"Half-Past Two" features anaphora in its fourth and eighth stanzas. In the first instance, the repetition of "he knew" emphasizes the depth—and limits—of the little boy's knowledge of time:
He knew a lot of time: he knew
Gettinguptime, timeyouwereofftime,
The anaphora here creates some subtle ironic humor, as it highlights the boy's confidence in his own limited knowledge: the boy is certain that he knows "a lot of time," and, from his child's perspective, he does! From an adult perspective, of course, he doesn't know much about time at all.

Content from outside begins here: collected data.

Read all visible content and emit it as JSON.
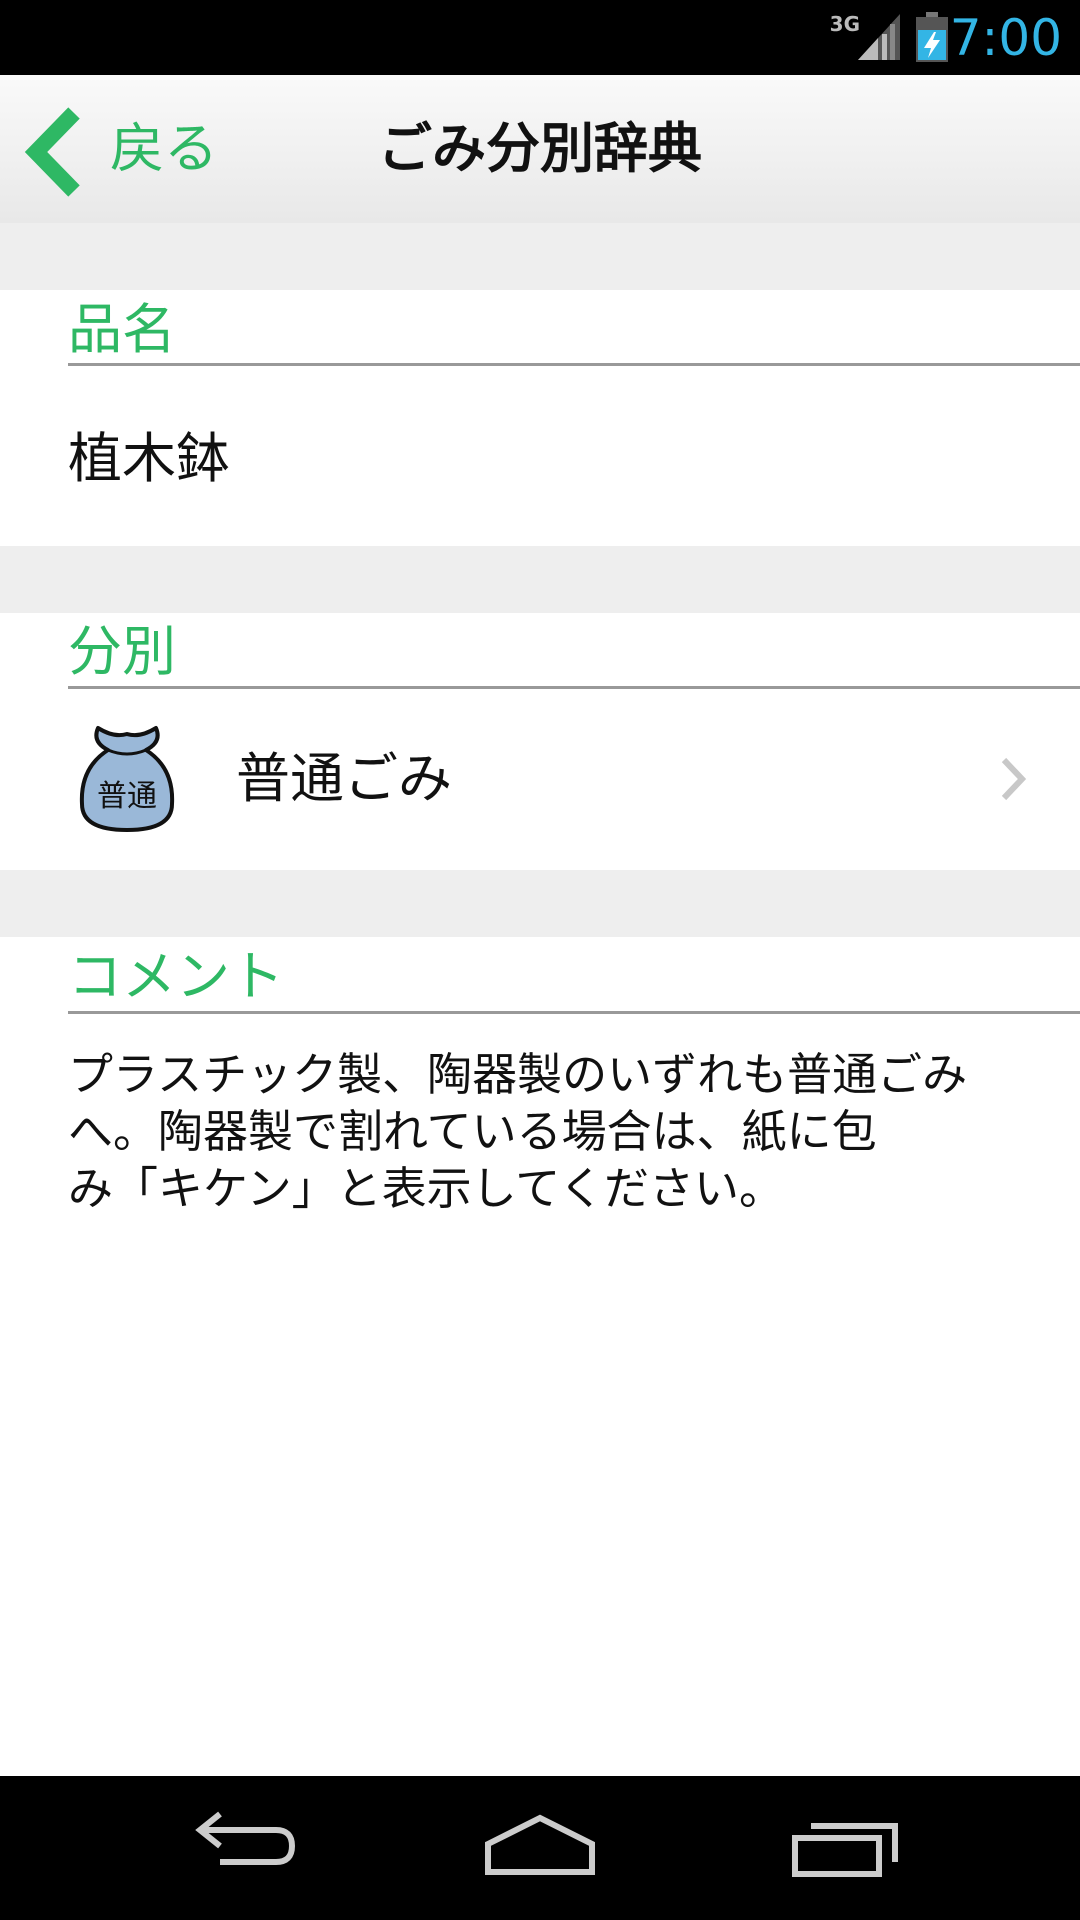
{
  "status_bar": {
    "network": "3G",
    "time": "7:00"
  },
  "header": {
    "back_label": "戻る",
    "title": "ごみ分別辞典"
  },
  "sections": {
    "item": {
      "label": "品名",
      "value": "植木鉢"
    },
    "category": {
      "label": "分別",
      "icon_text": "普通",
      "value": "普通ごみ"
    },
    "comment": {
      "label": "コメント",
      "text": "プラスチック製、陶器製のいずれも普通ごみ\nへ。陶器製で割れている場合は、紙に包\nみ「キケン」と表示してください。"
    }
  },
  "colors": {
    "accent": "#2eb864",
    "time": "#33b5e5",
    "gap": "#eeeeee",
    "bag": "#9ab8d8"
  }
}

The phrase "he knew" appears again at the end of line 14, creating a kind of extended chiasmus:
He knew a lot of time [...] All the important times he knew,
The lines seem to fold in on themselves, creating a closed loop. This, in turn, reflects the child's simple, concise understanding of how time works.
Anaphora is even clearer in stanza 8, where it marks a major shift in the poem. By now, the little boy has now been sitting in detention for what feels like forever—since he can't tell time, he has no idea how long he's been there, or how long he's going to stay. "So he waited," says the speaker. He's patient not because he expects that his punishment will be over soon, but because he genuinely isn't sure that it will ever end. At this point, the boy "knew he'd escaped for ever"—
Into the smell of old chrysanthemums on Her desk,
Into the silent noise his hangnail made,
Into the air outside the window, into ever.
The repetition of "Into the" gives these lines (and stanza 8 as a whole) a hypnotic quality. It's almost as if the boy is falling under the power of a spell as he floats outside of the everyday experience of time.
The repetition invites the reader to become entranced, like the young boy, by everything he can smell, hear, and feel in this moment. Asyndeton adds to the effect, the lines seeming to pile up swiftly on top of one another. Nothing new is happening; instead, the poem seems to come to a standstill. But though the poem's narrative stops, the long sentence that began way back at the start of stanza 6 ("He knew the clockface [...]") continues to unfold, finally coming to a close at the end of line 24. Anaphora carries the reader towards that open-ended conclusion, "into ever." This, in turn, makes the teacher's sudden reappearance in line 25 even more surprising. After lulling the reader into a kind of trance, the poem is ready to jolt everyone "back into schooltime."